I made it to work with no incident and parked my car in a parking spot that I hope remains so exposed to the sun that anything alive in the car will spontaneously combust, but since roaches and the like can withstand nuclear fall out, I'm not sure it will even get uncomfortable.  My car is visible in the security feed, and I keep expecting to see the thing hot wire my car and drive off into the sunset.

So now, here I sit, knowing that today is a Wednesday which means I won't be getting back into the car until almost sundown, and in the shadows of the waning day, I may be getting back into a car where the disgusting vermin is hiding, waiting on me to get inside and shut the door so that it can exact it's revenge on me for my past, bug-killing actions.  If my car is found empty, on the side of the road somewhere between church and home, you'll know the thing attacked and won. Don't let him get away with it!


Monday, May 22, 2017


We had to get up at the butt crack of dawn this morning so that we could be on time for our plane.  I am not a fan of super early flights, but what are you going to do?  That's when the plane left.

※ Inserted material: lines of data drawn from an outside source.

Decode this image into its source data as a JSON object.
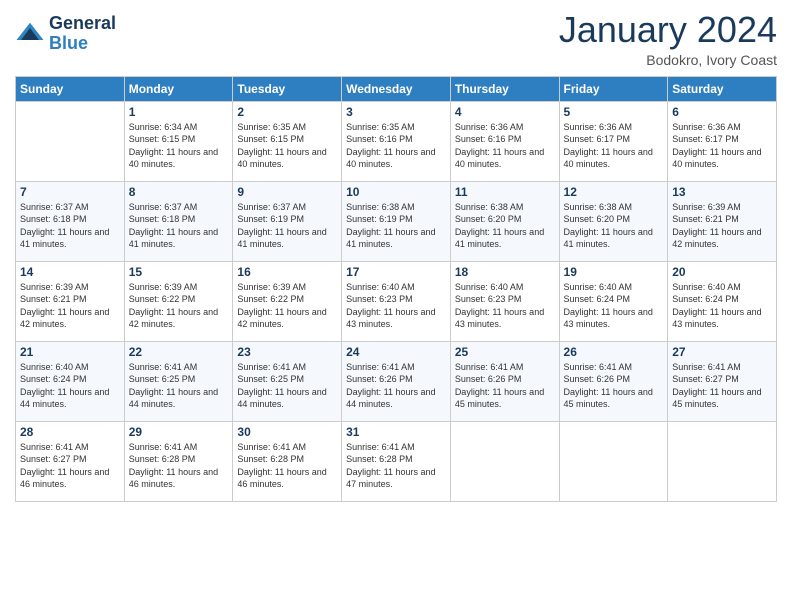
{
  "logo": {
    "text_general": "General",
    "text_blue": "Blue"
  },
  "header": {
    "month": "January 2024",
    "location": "Bodokro, Ivory Coast"
  },
  "weekdays": [
    "Sunday",
    "Monday",
    "Tuesday",
    "Wednesday",
    "Thursday",
    "Friday",
    "Saturday"
  ],
  "weeks": [
    [
      {
        "day": "",
        "sunrise": "",
        "sunset": "",
        "daylight": ""
      },
      {
        "day": "1",
        "sunrise": "Sunrise: 6:34 AM",
        "sunset": "Sunset: 6:15 PM",
        "daylight": "Daylight: 11 hours and 40 minutes."
      },
      {
        "day": "2",
        "sunrise": "Sunrise: 6:35 AM",
        "sunset": "Sunset: 6:15 PM",
        "daylight": "Daylight: 11 hours and 40 minutes."
      },
      {
        "day": "3",
        "sunrise": "Sunrise: 6:35 AM",
        "sunset": "Sunset: 6:16 PM",
        "daylight": "Daylight: 11 hours and 40 minutes."
      },
      {
        "day": "4",
        "sunrise": "Sunrise: 6:36 AM",
        "sunset": "Sunset: 6:16 PM",
        "daylight": "Daylight: 11 hours and 40 minutes."
      },
      {
        "day": "5",
        "sunrise": "Sunrise: 6:36 AM",
        "sunset": "Sunset: 6:17 PM",
        "daylight": "Daylight: 11 hours and 40 minutes."
      },
      {
        "day": "6",
        "sunrise": "Sunrise: 6:36 AM",
        "sunset": "Sunset: 6:17 PM",
        "daylight": "Daylight: 11 hours and 40 minutes."
      }
    ],
    [
      {
        "day": "7",
        "sunrise": "Sunrise: 6:37 AM",
        "sunset": "Sunset: 6:18 PM",
        "daylight": "Daylight: 11 hours and 41 minutes."
      },
      {
        "day": "8",
        "sunrise": "Sunrise: 6:37 AM",
        "sunset": "Sunset: 6:18 PM",
        "daylight": "Daylight: 11 hours and 41 minutes."
      },
      {
        "day": "9",
        "sunrise": "Sunrise: 6:37 AM",
        "sunset": "Sunset: 6:19 PM",
        "daylight": "Daylight: 11 hours and 41 minutes."
      },
      {
        "day": "10",
        "sunrise": "Sunrise: 6:38 AM",
        "sunset": "Sunset: 6:19 PM",
        "daylight": "Daylight: 11 hours and 41 minutes."
      },
      {
        "day": "11",
        "sunrise": "Sunrise: 6:38 AM",
        "sunset": "Sunset: 6:20 PM",
        "daylight": "Daylight: 11 hours and 41 minutes."
      },
      {
        "day": "12",
        "sunrise": "Sunrise: 6:38 AM",
        "sunset": "Sunset: 6:20 PM",
        "daylight": "Daylight: 11 hours and 41 minutes."
      },
      {
        "day": "13",
        "sunrise": "Sunrise: 6:39 AM",
        "sunset": "Sunset: 6:21 PM",
        "daylight": "Daylight: 11 hours and 42 minutes."
      }
    ],
    [
      {
        "day": "14",
        "sunrise": "Sunrise: 6:39 AM",
        "sunset": "Sunset: 6:21 PM",
        "daylight": "Daylight: 11 hours and 42 minutes."
      },
      {
        "day": "15",
        "sunrise": "Sunrise: 6:39 AM",
        "sunset": "Sunset: 6:22 PM",
        "daylight": "Daylight: 11 hours and 42 minutes."
      },
      {
        "day": "16",
        "sunrise": "Sunrise: 6:39 AM",
        "sunset": "Sunset: 6:22 PM",
        "daylight": "Daylight: 11 hours and 42 minutes."
      },
      {
        "day": "17",
        "sunrise": "Sunrise: 6:40 AM",
        "sunset": "Sunset: 6:23 PM",
        "daylight": "Daylight: 11 hours and 43 minutes."
      },
      {
        "day": "18",
        "sunrise": "Sunrise: 6:40 AM",
        "sunset": "Sunset: 6:23 PM",
        "daylight": "Daylight: 11 hours and 43 minutes."
      },
      {
        "day": "19",
        "sunrise": "Sunrise: 6:40 AM",
        "sunset": "Sunset: 6:24 PM",
        "daylight": "Daylight: 11 hours and 43 minutes."
      },
      {
        "day": "20",
        "sunrise": "Sunrise: 6:40 AM",
        "sunset": "Sunset: 6:24 PM",
        "daylight": "Daylight: 11 hours and 43 minutes."
      }
    ],
    [
      {
        "day": "21",
        "sunrise": "Sunrise: 6:40 AM",
        "sunset": "Sunset: 6:24 PM",
        "daylight": "Daylight: 11 hours and 44 minutes."
      },
      {
        "day": "22",
        "sunrise": "Sunrise: 6:41 AM",
        "sunset": "Sunset: 6:25 PM",
        "daylight": "Daylight: 11 hours and 44 minutes."
      },
      {
        "day": "23",
        "sunrise": "Sunrise: 6:41 AM",
        "sunset": "Sunset: 6:25 PM",
        "daylight": "Daylight: 11 hours and 44 minutes."
      },
      {
        "day": "24",
        "sunrise": "Sunrise: 6:41 AM",
        "sunset": "Sunset: 6:26 PM",
        "daylight": "Daylight: 11 hours and 44 minutes."
      },
      {
        "day": "25",
        "sunrise": "Sunrise: 6:41 AM",
        "sunset": "Sunset: 6:26 PM",
        "daylight": "Daylight: 11 hours and 45 minutes."
      },
      {
        "day": "26",
        "sunrise": "Sunrise: 6:41 AM",
        "sunset": "Sunset: 6:26 PM",
        "daylight": "Daylight: 11 hours and 45 minutes."
      },
      {
        "day": "27",
        "sunrise": "Sunrise: 6:41 AM",
        "sunset": "Sunset: 6:27 PM",
        "daylight": "Daylight: 11 hours and 45 minutes."
      }
    ],
    [
      {
        "day": "28",
        "sunrise": "Sunrise: 6:41 AM",
        "sunset": "Sunset: 6:27 PM",
        "daylight": "Daylight: 11 hours and 46 minutes."
      },
      {
        "day": "29",
        "sunrise": "Sunrise: 6:41 AM",
        "sunset": "Sunset: 6:28 PM",
        "daylight": "Daylight: 11 hours and 46 minutes."
      },
      {
        "day": "30",
        "sunrise": "Sunrise: 6:41 AM",
        "sunset": "Sunset: 6:28 PM",
        "daylight": "Daylight: 11 hours and 46 minutes."
      },
      {
        "day": "31",
        "sunrise": "Sunrise: 6:41 AM",
        "sunset": "Sunset: 6:28 PM",
        "daylight": "Daylight: 11 hours and 47 minutes."
      },
      {
        "day": "",
        "sunrise": "",
        "sunset": "",
        "daylight": ""
      },
      {
        "day": "",
        "sunrise": "",
        "sunset": "",
        "daylight": ""
      },
      {
        "day": "",
        "sunrise": "",
        "sunset": "",
        "daylight": ""
      }
    ]
  ]
}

We made it in due time to the airport and got checked in with little problem, except that the Newark TSA is freaking slow.  I blame it on the fact that we were traveling so early, but still...slow.  Not much of interest happened after that, and our flight out was much nicer than our flight in. I spent time returning emails and looking out of the window. You know...normal airplane stuff.

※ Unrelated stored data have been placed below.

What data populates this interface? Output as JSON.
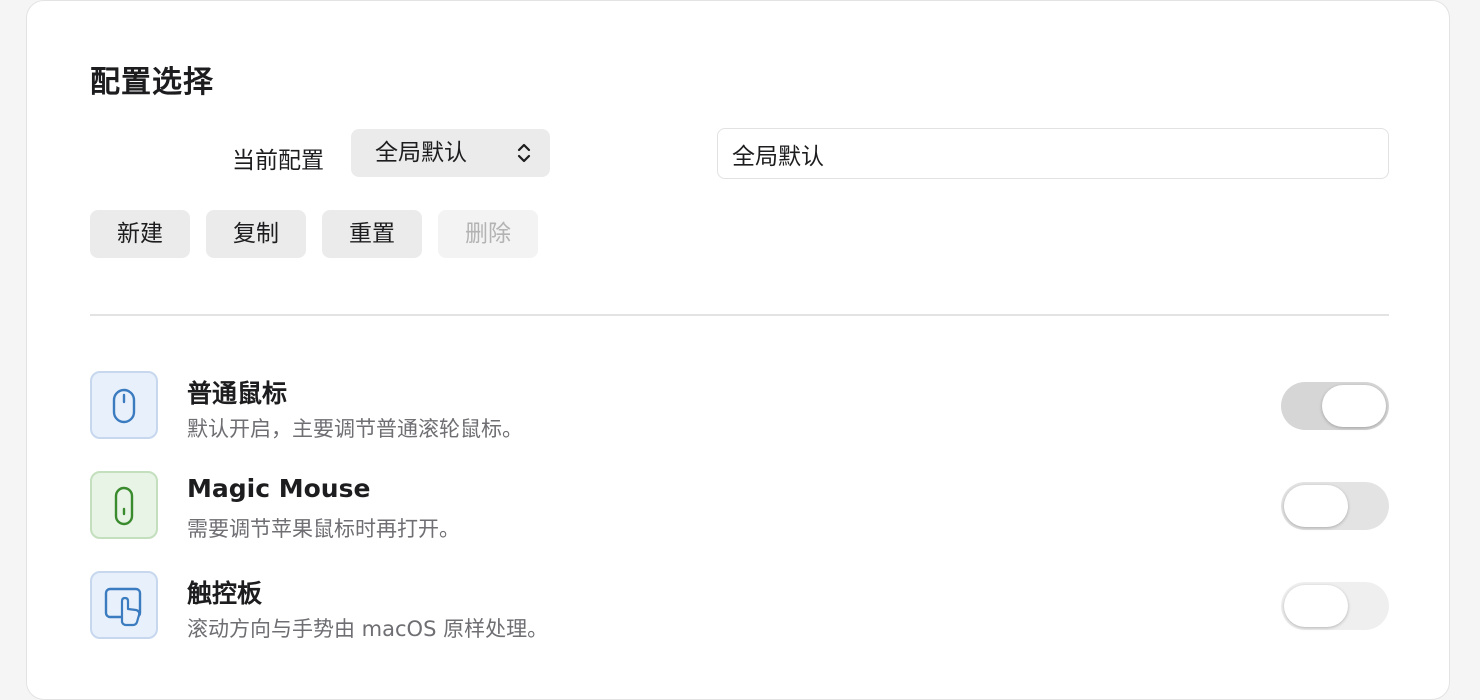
{
  "section": {
    "title": "配置选择"
  },
  "config": {
    "current_label": "当前配置",
    "selected": "全局默认",
    "name_value": "全局默认"
  },
  "buttons": {
    "new": "新建",
    "copy": "复制",
    "reset": "重置",
    "delete": "删除"
  },
  "devices": [
    {
      "icon": "mouse-icon",
      "title": "普通鼠标",
      "description": "默认开启，主要调节普通滚轮鼠标。",
      "enabled": true,
      "icon_color": "#3b7bbf"
    },
    {
      "icon": "magic-mouse-icon",
      "title": "Magic Mouse",
      "description": "需要调节苹果鼠标时再打开。",
      "enabled": false,
      "icon_color": "#3a8a2e"
    },
    {
      "icon": "trackpad-icon",
      "title": "触控板",
      "description": "滚动方向与手势由 macOS 原样处理。",
      "enabled": false,
      "icon_color": "#3b7bbf"
    }
  ]
}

We landed in Atlanta and realized that we had lost our parking pass (totally my fault) and so it took us forever to get out of the parking garage.  Apparently they have to run a background check on you and decode your DNA if you lose your parking pass.  I don't know, I just know we were in there a long time and we had to pay a penalty. :(

Since we'd landed fairly early on in the day, and accidentally took a wrong turn somewhere, we ended up going through Duluth, so we stopped at a store called Super H Mart.  We'd been there once before a few years ago when we were visiting family, so we knew it existed already.  This is a big grocery store that caters to the Asian population of Atlanta, and so of course I had to go in an buy a bunch of stuff I wanted to try.  I don't know what some of it is, but I was feeling adventurous!  I do know at least one thing has cuttlefish flakes in it (which I didn't realize until I had already purchased it) but I'm willing to try it at least! I also got some really great shampoo.  At least I think it's shampoo. It smells nice and I've used it to wash my hair, so we're just going to call it shampoo and not look into it any further. We ate lunch there at the hot food place and I had some superior don katsu.  I can almost work chopsticks, too, so I managed to eat most of it with those, although from time to time I had to use a spoon.  Heehee.  Steve had sushi, and I still can't understand why. Yick.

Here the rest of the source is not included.